I would also sustain that portion of Berry's second assignment of error that claims a lack of findings and reasons to support the consecutive sentences. Under R.C. 2929.14(E)(4), a judge may impose consecutive sentences only upon satisfaction of the following conditions:
Because the judge failed to apply R.C. 2929.14(B) when imposing sentence, Berry's maximum prison term is invalid for that reason and does not need further analysis.
(1) the court finds that the consecutive sentence is necessary to protect the public from future crime or to punish the offender; and
(2) the court finds that consecutive sentences are not disproportionate to the seriousness of the offender's conduct and to the danger the offender poses to the public; and
(3) if the court finds any one of the three factors set forth in R.C. 2929.14(E)(4)(a)-(c).
In addition, when imposing consecutive sentences, R.C. 2929.19(B)(2)(c) requires a finding that gives reasons for such sentences.
Although the majority quotes the judge's statement when she imposed the consecutive sentences, they do not explain how that statement qualifies as a statement of all the required findings, much less the reasons for those findings because they are not in the record. In the present case, the judge found that no single prison term for either the one count of sexual battery or the one count of gross sexual imposition would be sufficient, nor would it adequately reflect the seriousness of [his] conduct. While this finding satisfies R.C. 2929.14(E)(4)(b), the judge did not make the findings outlined in points 1 and 2 above, nor did she articulate valid reasons to support the consecutive sentence findings. She only stated:
The harm caused by the multiple offenses was so great or unusual that no single prison term for any of the offenses committed as part of a single course of conduct adequately reflects the seriousness of the offender's conduct.
A minister, supposedly of the Lord, taking sexual advantage of two minors of his community, his religious community, while engaged, and showing absolutely no remorse for your actions throughout your pre-sentence investigation and all the time that this court has spent on your case. The Court imposes that sentence.
The majority turns a blind eye not only on this patent violation of statutory requirements but also on their duty under R.C. 2953.08(G)(1).
The provisions of R.C. Chapter 2929, including the requirements of findings and reasons, are intended to aid uniformity in sentencing by allowing comparison and appellate review.
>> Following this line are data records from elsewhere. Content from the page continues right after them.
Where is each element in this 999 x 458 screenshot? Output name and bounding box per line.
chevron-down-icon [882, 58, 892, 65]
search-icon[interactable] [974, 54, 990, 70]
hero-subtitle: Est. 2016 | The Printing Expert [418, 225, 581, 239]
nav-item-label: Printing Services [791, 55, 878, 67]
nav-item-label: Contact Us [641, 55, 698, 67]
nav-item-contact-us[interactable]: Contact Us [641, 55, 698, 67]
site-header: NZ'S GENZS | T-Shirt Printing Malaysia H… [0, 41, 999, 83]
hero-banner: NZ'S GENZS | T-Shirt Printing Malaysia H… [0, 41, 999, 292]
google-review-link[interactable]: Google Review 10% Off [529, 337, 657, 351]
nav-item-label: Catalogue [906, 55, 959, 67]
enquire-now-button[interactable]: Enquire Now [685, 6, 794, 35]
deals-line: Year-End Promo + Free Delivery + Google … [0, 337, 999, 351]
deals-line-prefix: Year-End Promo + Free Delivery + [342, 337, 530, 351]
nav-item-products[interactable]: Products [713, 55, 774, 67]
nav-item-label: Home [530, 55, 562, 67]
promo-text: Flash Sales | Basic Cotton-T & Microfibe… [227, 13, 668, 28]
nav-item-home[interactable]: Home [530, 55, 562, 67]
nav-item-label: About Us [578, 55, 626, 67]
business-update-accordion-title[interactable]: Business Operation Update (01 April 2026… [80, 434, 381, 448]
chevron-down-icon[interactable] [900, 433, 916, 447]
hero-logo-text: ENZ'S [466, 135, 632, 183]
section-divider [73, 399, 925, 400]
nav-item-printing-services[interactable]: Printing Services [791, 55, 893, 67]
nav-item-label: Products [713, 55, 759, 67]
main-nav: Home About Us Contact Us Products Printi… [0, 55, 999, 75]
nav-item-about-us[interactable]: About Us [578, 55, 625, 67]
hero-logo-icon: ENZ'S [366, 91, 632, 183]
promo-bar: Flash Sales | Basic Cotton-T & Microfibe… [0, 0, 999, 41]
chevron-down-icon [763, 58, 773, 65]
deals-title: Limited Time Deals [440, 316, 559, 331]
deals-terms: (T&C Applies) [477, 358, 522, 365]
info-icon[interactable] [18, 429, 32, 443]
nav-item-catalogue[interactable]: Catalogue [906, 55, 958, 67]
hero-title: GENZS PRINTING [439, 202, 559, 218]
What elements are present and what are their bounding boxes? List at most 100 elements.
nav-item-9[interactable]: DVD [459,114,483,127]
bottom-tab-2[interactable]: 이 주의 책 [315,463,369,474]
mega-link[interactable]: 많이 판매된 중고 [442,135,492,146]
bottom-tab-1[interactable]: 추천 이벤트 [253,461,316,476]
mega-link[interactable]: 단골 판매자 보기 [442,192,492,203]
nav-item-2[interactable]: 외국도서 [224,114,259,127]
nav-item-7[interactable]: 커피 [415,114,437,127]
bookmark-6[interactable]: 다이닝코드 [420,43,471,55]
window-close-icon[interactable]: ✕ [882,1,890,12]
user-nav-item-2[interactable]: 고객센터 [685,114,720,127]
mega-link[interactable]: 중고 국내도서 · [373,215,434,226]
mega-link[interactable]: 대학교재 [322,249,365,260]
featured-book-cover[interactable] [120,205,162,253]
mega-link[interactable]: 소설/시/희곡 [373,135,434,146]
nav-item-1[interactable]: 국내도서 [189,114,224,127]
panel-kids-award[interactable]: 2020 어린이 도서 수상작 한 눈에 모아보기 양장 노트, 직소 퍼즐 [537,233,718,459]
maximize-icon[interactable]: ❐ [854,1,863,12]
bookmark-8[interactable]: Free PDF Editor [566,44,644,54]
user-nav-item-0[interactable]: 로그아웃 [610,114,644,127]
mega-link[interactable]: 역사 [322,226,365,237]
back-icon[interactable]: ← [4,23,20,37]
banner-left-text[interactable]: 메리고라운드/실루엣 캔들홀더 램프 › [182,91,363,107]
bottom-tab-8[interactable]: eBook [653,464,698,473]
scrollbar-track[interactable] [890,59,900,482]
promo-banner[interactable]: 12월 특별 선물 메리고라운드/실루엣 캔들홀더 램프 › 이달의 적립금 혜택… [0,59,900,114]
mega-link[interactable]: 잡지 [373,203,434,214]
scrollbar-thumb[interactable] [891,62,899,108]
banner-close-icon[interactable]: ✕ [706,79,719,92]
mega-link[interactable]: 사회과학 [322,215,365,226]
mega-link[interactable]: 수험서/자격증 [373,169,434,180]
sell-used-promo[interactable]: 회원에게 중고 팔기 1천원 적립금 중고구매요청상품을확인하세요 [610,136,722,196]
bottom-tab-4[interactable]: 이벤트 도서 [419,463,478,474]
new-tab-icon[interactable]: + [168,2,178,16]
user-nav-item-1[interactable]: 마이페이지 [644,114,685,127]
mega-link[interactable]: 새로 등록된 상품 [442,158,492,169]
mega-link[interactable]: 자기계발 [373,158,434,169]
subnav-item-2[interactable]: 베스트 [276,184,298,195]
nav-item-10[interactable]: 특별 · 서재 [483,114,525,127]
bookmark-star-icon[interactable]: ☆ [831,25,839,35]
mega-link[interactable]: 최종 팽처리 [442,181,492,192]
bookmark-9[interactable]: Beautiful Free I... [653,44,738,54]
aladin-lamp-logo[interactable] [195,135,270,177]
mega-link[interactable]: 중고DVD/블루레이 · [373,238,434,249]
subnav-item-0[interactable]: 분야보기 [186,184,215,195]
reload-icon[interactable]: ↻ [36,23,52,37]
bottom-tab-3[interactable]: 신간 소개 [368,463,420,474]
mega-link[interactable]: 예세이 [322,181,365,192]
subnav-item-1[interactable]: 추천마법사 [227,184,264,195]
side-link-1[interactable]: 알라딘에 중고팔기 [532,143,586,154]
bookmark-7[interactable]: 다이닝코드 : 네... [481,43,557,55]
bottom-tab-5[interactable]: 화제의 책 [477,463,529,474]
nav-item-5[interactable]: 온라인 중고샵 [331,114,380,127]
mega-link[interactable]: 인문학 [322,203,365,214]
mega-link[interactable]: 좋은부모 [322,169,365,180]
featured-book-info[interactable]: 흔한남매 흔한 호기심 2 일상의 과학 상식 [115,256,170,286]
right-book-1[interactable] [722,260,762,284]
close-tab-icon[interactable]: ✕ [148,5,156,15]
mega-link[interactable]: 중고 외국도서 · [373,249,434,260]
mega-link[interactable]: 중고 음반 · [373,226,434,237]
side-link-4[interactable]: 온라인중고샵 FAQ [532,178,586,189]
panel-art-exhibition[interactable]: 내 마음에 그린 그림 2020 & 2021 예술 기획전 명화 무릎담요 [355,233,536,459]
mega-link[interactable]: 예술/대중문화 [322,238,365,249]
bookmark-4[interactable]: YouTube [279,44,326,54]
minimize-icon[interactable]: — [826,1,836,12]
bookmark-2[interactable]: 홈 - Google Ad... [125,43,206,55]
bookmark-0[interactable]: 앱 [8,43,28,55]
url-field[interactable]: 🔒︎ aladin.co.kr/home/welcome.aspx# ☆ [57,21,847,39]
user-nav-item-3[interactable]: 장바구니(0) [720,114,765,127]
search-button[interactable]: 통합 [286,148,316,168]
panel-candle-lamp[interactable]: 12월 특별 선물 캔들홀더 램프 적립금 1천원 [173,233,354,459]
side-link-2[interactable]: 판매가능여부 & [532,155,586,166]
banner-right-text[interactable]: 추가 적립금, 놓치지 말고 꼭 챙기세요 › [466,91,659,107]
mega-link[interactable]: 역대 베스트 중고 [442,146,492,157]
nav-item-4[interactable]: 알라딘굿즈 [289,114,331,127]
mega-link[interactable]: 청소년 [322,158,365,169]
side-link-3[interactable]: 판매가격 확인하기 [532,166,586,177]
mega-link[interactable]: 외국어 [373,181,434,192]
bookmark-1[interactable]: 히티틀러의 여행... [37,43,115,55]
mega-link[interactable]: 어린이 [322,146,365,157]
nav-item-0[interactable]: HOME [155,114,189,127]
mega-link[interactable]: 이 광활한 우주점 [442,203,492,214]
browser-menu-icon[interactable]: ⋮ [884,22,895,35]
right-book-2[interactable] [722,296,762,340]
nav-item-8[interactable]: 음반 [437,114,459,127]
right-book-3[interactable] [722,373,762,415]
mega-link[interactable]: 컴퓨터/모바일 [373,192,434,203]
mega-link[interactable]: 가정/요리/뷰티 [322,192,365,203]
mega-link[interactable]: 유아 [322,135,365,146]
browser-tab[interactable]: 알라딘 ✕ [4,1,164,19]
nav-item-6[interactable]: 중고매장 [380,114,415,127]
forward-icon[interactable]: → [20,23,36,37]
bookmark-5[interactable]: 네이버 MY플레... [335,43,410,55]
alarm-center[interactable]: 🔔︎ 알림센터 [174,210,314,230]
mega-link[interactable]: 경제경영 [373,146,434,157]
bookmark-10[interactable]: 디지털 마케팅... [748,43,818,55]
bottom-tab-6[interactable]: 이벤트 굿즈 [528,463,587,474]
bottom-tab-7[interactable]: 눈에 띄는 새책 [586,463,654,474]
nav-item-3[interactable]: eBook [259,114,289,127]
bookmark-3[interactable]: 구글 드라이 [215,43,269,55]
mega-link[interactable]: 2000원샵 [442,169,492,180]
When a defendant claims that a judge has failed to properly apply sentencing provisions, we have a duty to correct the error. When, as was done in Berry I, we remand the case for resentencing and the judge again errs, we do not serve any desirable goal encouraging continued error by affirming the judgment on a theory that the resentencing was close enough. The majority's opinion turns the General Assembly's sentencing reform provisions into a game of horseshoes that is disrespectful of that body's laudable efforts and thwarts the goals of its provisions.
I would vacate the sentence in CR-365351 and remand for resentencing.